Generative AI in cybersecurity is the use of improved ML models, such as different neural networks and GPT, to improve security systems. These AI solutions can produce insights, forecast impending vulnerabilities, and detect threats for businesses.

The global market is projected to grow substantially in the coming years as governments and businesses aim to enhance security protocols, prevent cyberattacks, and automate defense systems. A few other key drivers of generative AI in cybersecurity market include the growth in data breaches and cyberattacks and increasing demand for automation.

With the increasing number of ransomware attacks, cybercrimes, and data breaches, the demand for improved cybersecurity solutions is also increasing. The conventional techniques are comparatively less efficient than modern ones, triggering businesses and companies to use AI-based cybersecurity tools.

Furthermore, the volume and complexity of cybersecurity threats and data have increased the demand for automation. Also, improvements in ML and AI are enabling AI solutions to be more precise, efficient, and adaptable. These improvements are driving the global market growth.

Nevertheless, high initial investment and data privacy concerns are a few key barriers to the industry's growth. Implementing generative AI tools may be costly, mainly for smaller businesses. The cost of installing, along with the need for a proficient workforce to maintain and operate these systems, may refrain businesses from investing in and adopting them.

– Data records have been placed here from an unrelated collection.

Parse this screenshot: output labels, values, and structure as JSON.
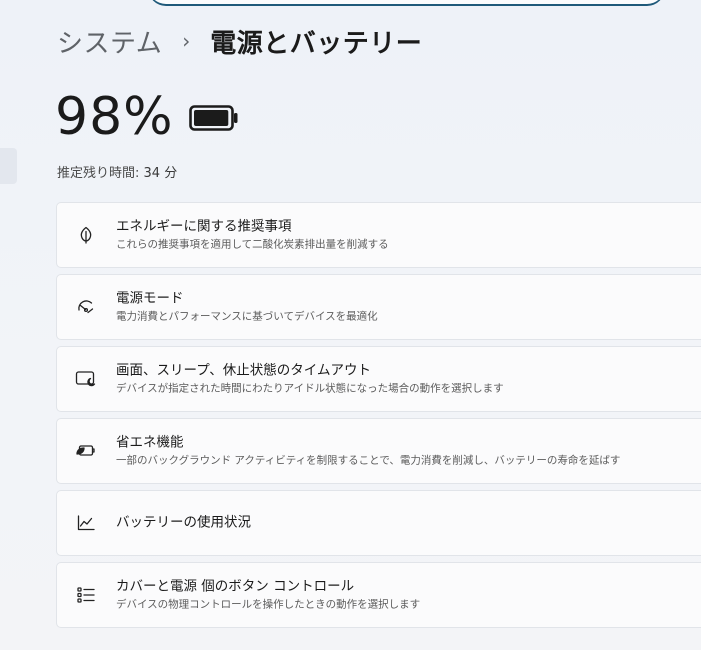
{
  "breadcrumb": {
    "parent": "システム",
    "separator": "›",
    "current": "電源とバッテリー"
  },
  "battery": {
    "percent_label": "98%",
    "level": 0.98,
    "time_label": "推定残り時間:",
    "time_value": "34 分"
  },
  "items": [
    {
      "icon": "leaf-icon",
      "title": "エネルギーに関する推奨事項",
      "description": "これらの推奨事項を適用して二酸化炭素排出量を削減する"
    },
    {
      "icon": "gauge-icon",
      "title": "電源モード",
      "description": "電力消費とパフォーマンスに基づいてデバイスを最適化"
    },
    {
      "icon": "screen-sleep-icon",
      "title": "画面、スリープ、休止状態のタイムアウト",
      "description": "デバイスが指定された時間にわたりアイドル状態になった場合の動作を選択します"
    },
    {
      "icon": "battery-saver-icon",
      "title": "省エネ機能",
      "description": "一部のバックグラウンド アクティビティを制限することで、電力消費を削減し、バッテリーの寿命を延ばす"
    },
    {
      "icon": "usage-chart-icon",
      "title": "バッテリーの使用状況",
      "description": ""
    },
    {
      "icon": "button-list-icon",
      "title": "カバーと電源 個のボタン コントロール",
      "description": "デバイスの物理コントロールを操作したときの動作を選択します"
    }
  ],
  "colors": {
    "background": "#eff3f9",
    "card": "#fbfbfc",
    "text_primary": "#1b1b1b",
    "text_secondary": "#5b5b5b",
    "search_accent": "#1f5a7a"
  }
}
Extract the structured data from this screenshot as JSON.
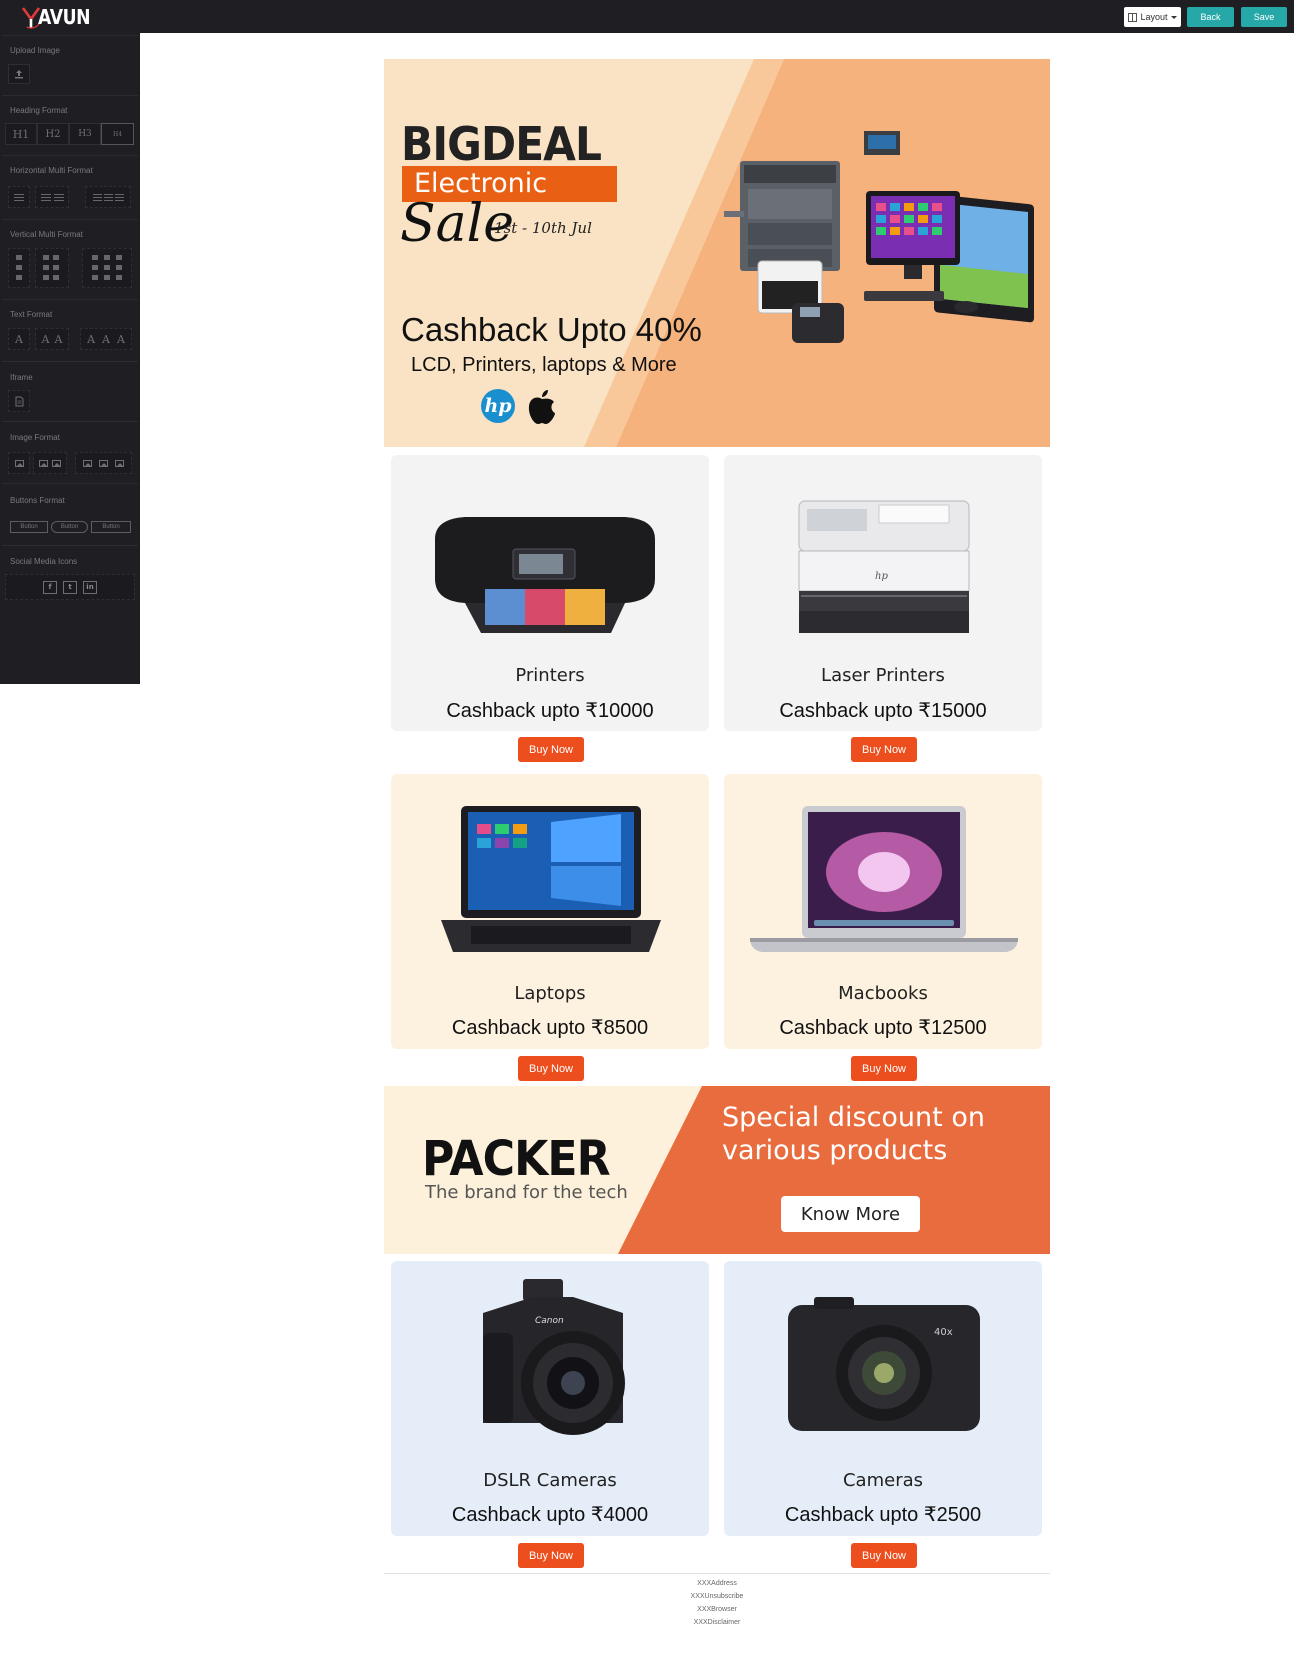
{
  "topbar": {
    "logo_text": "AVUN",
    "layout_label": "Layout",
    "back_label": "Back",
    "save_label": "Save"
  },
  "sidebar": {
    "upload_image": "Upload Image",
    "heading_format": "Heading Format",
    "heading_buttons": [
      "H1",
      "H2",
      "H3",
      "H4"
    ],
    "horizontal_multi": "Horizontal Multi Format",
    "vertical_multi": "Vertical Multi Format",
    "text_format": "Text Format",
    "text_glyphs": [
      "A",
      "A",
      "A",
      "A",
      "A",
      "A"
    ],
    "iframe": "Iframe",
    "image_format": "Image Format",
    "buttons_format": "Buttons Format",
    "button_samples": [
      "Button",
      "Button",
      "Button"
    ],
    "social_media": "Social Media Icons",
    "social_glyphs": [
      "f",
      "t",
      "in"
    ]
  },
  "hero": {
    "brand": "BIGDEAL",
    "category": "Electronic",
    "sale": "Sale",
    "dates": "1st - 10th Jul",
    "cashback": "Cashback Upto 40%",
    "subline": "LCD, Printers, laptops & More",
    "hp": "hp"
  },
  "products": [
    {
      "name": "Printers",
      "cashback": "Cashback upto ₹10000",
      "button": "Buy Now",
      "bg": "#f3f3f3"
    },
    {
      "name": "Laser Printers",
      "cashback": "Cashback upto ₹15000",
      "button": "Buy Now",
      "bg": "#f3f3f3"
    },
    {
      "name": "Laptops",
      "cashback": "Cashback upto ₹8500",
      "button": "Buy Now",
      "bg": "#fdf2e0"
    },
    {
      "name": "Macbooks",
      "cashback": "Cashback upto ₹12500",
      "button": "Buy Now",
      "bg": "#fdf2e0"
    },
    {
      "name": "DSLR Cameras",
      "cashback": "Cashback upto ₹4000",
      "button": "Buy Now",
      "bg": "#e5eef8"
    },
    {
      "name": "Cameras",
      "cashback": "Cashback upto ₹2500",
      "button": "Buy Now",
      "bg": "#e5eef8"
    }
  ],
  "packer": {
    "brand": "PACKER",
    "tagline": "The brand for the tech",
    "headline": "Special discount on various products",
    "cta": "Know More"
  },
  "footer": [
    "XXXAddress",
    "XXXUnsubscribe",
    "XXXBrowser",
    "XXXDisclaimer"
  ],
  "colors": {
    "accent": "#27a8a8",
    "buy_button": "#ec4e1e",
    "hero_orange": "#e95f14",
    "dark_panel": "#1f1e22"
  }
}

Generative AI systems usually need huge amounts of data to perform efficiently. This may increase privacy risk since sensitive data should be managed carefully to avoid misuse and illegal access, mainly in regulated settings.

Yet, the market will witness remarkable growth owing to opportunities like AI-based incident response automation. Businesses may use generative artificial intelligence to automate response time, which reduces the time required to detect and mitigate risks. This aids in the speedy containment of different malicious activities.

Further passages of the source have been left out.